HT has been controversial, especially in older women, since the Women's Health Initiative found it led to an increased risk for a range of health issues in the early 2000s. The study was aborted as a result, spurring many women to shun HT.

But the WHI findings have since been discredited. The research was flawed, failing to take into account the non-HT health risk factors of the study participants and the age they started HT. Still, the stigma has remained -- past surveys have found well under 10% of women have HT prescriptions despite its efficacy in treating menopause symptoms and the positive risk reduction outcomes that have been identified regarding a host of health issues in older people.

Researchers said substantial education efforts remain necessary to counter the conventional wisdom established by the past studies. Further research is also needed into the impacts of HT on various age groups based on approach. But if women start HT before age 60 or within 10 years of menopause, the benefits appear to outweigh any negatives. And if you have started HT within the suggested parameters, there is no reason to stop solely because you hit an age milestone.

🥦 Slow your (eating) roll

Take your time at the table, folks.

Researchers in South Korea have concluded that people who eat fast have elevated long-term health risks, in addition to short-term consequences.

  • The immediate potential ramifications of eating too fast are well-known: Bloating, indigestion, gas, heartburn, nausea, etc.

  • A study of about 11K Korean adults found that people who completed a meal in under five minutes were almost twice as likely to develop endoscopic erosive gastritis as people who spent 15-plus minutes on a meal.

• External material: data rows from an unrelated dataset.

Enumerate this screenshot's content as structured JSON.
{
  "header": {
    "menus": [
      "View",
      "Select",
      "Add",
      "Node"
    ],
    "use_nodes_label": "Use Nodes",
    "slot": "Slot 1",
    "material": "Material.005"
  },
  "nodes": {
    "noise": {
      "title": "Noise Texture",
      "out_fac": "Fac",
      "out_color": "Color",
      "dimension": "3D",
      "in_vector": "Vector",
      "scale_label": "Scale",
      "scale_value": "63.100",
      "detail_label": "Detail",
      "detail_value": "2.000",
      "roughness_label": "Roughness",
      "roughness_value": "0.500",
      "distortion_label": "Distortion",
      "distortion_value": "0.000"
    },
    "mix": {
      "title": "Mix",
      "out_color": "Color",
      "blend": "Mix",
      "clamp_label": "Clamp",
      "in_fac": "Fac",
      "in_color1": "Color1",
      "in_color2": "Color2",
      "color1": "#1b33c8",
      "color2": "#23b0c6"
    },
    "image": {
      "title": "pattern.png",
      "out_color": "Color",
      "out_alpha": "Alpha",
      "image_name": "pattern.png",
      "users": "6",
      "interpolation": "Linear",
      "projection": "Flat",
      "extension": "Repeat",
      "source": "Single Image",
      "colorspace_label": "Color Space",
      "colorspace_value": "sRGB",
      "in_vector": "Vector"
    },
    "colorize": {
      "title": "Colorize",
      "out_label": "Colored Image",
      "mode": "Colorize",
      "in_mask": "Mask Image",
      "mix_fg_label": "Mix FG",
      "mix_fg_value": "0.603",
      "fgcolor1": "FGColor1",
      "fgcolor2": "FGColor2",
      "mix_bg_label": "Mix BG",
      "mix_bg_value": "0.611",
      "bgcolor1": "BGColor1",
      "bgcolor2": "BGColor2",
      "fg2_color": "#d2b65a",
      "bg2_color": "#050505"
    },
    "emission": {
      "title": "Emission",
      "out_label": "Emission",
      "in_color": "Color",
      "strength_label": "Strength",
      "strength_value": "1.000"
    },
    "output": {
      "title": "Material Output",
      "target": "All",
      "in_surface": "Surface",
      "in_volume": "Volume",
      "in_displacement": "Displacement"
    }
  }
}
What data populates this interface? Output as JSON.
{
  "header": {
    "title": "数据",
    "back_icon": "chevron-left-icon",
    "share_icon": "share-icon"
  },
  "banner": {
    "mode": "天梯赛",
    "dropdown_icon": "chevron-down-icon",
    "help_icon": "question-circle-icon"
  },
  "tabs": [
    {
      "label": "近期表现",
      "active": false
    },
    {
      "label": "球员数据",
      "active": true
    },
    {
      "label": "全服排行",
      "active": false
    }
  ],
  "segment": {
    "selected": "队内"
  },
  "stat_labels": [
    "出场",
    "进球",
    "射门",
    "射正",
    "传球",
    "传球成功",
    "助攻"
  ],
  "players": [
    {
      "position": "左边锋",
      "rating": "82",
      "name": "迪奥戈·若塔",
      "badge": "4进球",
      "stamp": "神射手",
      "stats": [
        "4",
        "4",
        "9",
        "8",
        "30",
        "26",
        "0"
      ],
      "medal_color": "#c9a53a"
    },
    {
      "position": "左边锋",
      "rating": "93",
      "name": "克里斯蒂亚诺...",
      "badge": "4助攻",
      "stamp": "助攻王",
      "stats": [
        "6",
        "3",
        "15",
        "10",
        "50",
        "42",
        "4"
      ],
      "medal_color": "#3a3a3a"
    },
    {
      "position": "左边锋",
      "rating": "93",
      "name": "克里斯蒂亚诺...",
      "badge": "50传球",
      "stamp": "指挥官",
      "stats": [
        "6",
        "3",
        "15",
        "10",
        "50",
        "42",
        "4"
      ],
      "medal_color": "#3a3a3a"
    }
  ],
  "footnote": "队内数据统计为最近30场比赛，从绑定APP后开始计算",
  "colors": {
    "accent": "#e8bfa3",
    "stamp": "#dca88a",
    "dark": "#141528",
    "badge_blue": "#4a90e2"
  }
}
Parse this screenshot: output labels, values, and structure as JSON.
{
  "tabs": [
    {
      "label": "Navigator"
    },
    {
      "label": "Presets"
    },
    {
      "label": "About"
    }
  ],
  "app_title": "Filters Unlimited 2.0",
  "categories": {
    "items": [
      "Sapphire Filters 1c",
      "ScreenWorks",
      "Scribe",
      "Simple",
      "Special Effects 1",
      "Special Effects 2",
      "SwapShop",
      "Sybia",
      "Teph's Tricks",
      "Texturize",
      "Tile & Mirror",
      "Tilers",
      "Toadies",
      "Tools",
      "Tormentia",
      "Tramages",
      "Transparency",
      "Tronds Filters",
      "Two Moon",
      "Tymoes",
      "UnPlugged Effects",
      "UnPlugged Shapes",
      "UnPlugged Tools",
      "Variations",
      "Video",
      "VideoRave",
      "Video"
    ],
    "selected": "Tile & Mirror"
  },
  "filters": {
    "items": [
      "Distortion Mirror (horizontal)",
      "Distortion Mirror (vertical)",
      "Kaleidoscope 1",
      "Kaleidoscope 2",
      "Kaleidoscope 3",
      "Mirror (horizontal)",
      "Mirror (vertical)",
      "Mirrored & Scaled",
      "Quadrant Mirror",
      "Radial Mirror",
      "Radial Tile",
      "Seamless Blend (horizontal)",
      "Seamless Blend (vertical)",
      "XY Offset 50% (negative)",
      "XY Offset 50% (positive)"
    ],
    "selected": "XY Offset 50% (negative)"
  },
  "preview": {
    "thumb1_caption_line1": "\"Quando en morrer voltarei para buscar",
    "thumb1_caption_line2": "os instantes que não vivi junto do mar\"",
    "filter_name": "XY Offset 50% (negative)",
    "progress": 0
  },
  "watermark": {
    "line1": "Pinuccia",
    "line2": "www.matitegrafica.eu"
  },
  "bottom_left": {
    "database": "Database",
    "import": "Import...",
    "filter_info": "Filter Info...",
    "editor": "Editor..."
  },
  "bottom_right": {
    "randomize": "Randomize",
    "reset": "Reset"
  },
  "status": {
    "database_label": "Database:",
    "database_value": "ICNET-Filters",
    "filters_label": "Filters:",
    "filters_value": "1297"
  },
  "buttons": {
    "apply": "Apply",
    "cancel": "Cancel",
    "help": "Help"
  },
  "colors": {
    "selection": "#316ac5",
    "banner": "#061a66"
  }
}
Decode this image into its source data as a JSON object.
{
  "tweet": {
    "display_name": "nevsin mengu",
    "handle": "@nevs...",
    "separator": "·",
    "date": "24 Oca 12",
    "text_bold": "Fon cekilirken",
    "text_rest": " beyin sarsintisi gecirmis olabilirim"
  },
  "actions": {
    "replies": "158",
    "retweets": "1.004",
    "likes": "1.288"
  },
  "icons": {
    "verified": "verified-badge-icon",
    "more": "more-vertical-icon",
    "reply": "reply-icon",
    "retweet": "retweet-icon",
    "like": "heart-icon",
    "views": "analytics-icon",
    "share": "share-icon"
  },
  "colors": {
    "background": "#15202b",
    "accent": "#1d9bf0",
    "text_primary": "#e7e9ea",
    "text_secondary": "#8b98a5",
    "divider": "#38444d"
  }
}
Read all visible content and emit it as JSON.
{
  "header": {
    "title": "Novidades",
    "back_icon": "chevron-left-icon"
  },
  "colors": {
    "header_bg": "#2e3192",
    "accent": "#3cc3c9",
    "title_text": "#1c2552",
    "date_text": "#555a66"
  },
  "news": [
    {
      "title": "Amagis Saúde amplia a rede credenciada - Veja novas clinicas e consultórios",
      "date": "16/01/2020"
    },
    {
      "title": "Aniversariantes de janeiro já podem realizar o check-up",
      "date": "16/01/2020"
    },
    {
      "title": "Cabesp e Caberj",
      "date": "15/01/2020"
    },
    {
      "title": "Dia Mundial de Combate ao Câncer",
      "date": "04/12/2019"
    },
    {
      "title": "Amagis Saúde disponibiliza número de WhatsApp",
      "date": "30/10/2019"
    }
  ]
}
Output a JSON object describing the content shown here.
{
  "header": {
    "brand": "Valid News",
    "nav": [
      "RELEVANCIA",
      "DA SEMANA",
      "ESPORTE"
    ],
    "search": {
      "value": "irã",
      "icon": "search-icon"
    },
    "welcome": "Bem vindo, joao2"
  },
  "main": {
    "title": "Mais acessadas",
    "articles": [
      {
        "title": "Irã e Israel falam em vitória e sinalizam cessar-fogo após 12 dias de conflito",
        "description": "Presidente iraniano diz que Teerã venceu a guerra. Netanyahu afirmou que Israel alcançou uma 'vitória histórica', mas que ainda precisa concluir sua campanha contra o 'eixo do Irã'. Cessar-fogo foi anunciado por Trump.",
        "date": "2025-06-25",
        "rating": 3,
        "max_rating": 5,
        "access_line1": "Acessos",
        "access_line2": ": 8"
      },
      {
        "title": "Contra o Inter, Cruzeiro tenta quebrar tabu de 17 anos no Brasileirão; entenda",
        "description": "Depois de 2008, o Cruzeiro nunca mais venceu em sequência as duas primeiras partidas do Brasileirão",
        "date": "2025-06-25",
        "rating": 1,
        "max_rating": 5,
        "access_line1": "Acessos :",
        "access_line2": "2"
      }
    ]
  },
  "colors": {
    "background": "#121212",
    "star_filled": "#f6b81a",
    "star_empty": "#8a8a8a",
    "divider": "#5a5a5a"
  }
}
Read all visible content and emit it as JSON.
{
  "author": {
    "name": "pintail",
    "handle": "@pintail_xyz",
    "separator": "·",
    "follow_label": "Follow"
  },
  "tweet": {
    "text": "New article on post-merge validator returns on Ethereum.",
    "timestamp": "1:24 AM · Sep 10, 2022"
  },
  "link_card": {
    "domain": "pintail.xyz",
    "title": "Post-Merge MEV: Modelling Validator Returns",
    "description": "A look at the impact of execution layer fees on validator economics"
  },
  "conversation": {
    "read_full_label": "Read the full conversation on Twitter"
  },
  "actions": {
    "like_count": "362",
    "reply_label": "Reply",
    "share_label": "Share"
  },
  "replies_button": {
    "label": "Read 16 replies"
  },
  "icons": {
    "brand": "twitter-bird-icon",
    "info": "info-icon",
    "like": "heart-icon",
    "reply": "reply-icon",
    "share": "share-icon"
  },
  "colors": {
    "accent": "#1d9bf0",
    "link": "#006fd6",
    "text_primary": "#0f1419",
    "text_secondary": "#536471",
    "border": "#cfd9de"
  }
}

  • A separate, smaller study found higher rates of functional dyspepsia (recurring indigestion) in Korean female military cadets that ate quickly.

Eating fast is also connected to body weight and overeating. It takes about 20 minutes for the stomach to signal to the brain it is satisfied following a meal, so people who eat fast can override this process and intake excess calories. Overeating also causes food to remain in the stomach longer, which contributes to gastrointestinal diseases as well.

There is also a potential correlation between fast eating and diabetes. Two studies in Japan — one a small cohort survey, the other involving close to 200K participants across the country — found significant ties between fast eating, insulin resistance and the development of type-2 diabetes.

To level set: Fast eating could alter metabolic process, leading to negative health outcomes. But fast eating may also just be a quality found in people who are already predisposed to those health issues. That is why slowing down your meal pace alone may not lead to health benefits. But it certainly cannot hurt, and those who eat fast likely want to reflect on what it may signal for their well-being.